Heavy rainbands set up over Central and North Florida and dumped 12-24″ of rain along a large swath of this region. This rain eliminated any drought conditions and was so extensive that it led to historic major flooding in some regions of North Florida. Hundreds of water rescues and evacuations were carried out as a result of the major flooding. Additionally, tropical storm force winds along the coast for days generated a 2-4 foot storm surge that caused some minor coastal flooding in Florida.

Debby has since made landfall in the Big bend region of Florida as a weak Tropical Storm, weakened to a Tropical Depression, moved into the Western Atlantic and become a Post-Tropical Storm as it succumbed to the influences of the baroclinic zone along the front that steered it eastwards across Florida.

Forecast for Debby:

The Post-Tropical Storm should continue heading eastwards and start to make a turn more northeasterly Thursday evening/night. This puts the storm on a track that would have it passing dangerously close to the north of Bermuda. Although no longer a Tropical Cyclone, the impacts in terms of wind and severe thunderstorms remains the same and so Debby should be closely monitored.

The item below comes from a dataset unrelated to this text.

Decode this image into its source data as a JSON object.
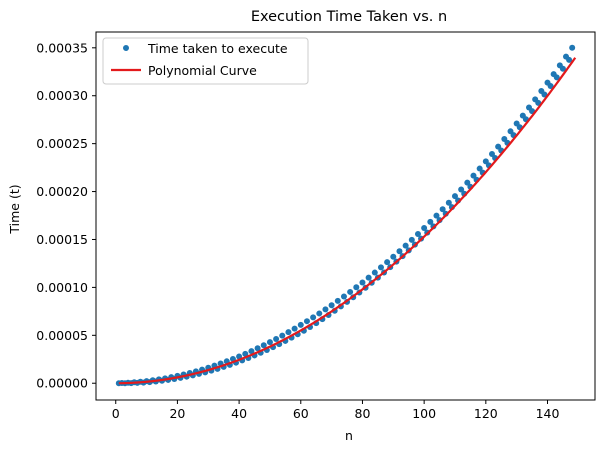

Some forecast models are hinting at Debby transitioning back to a Tropical cyclone, as it moves across the warm Western Atlantic waters and into lighter wind shear. If this does occur, Watches or Warnings may be necessary for Friday afternoon in Bermuda. Although the closest point of approach may not occur until late night on Friday, Tropical storm (gale) conditions would likely extend far from the center which is what the closest point of approach is judged on.

At this time, Bermuda should expect showers and rain from tonight into Saturday. Squally weather could develop at times with a chance for thunderstorms. Strong winds, 20-30mph with gusts to 40mph or higher in and around squalls should be expected through this entire period, but higher winds may exist around the circulation of Debby if it gets close enough and/or strengthens.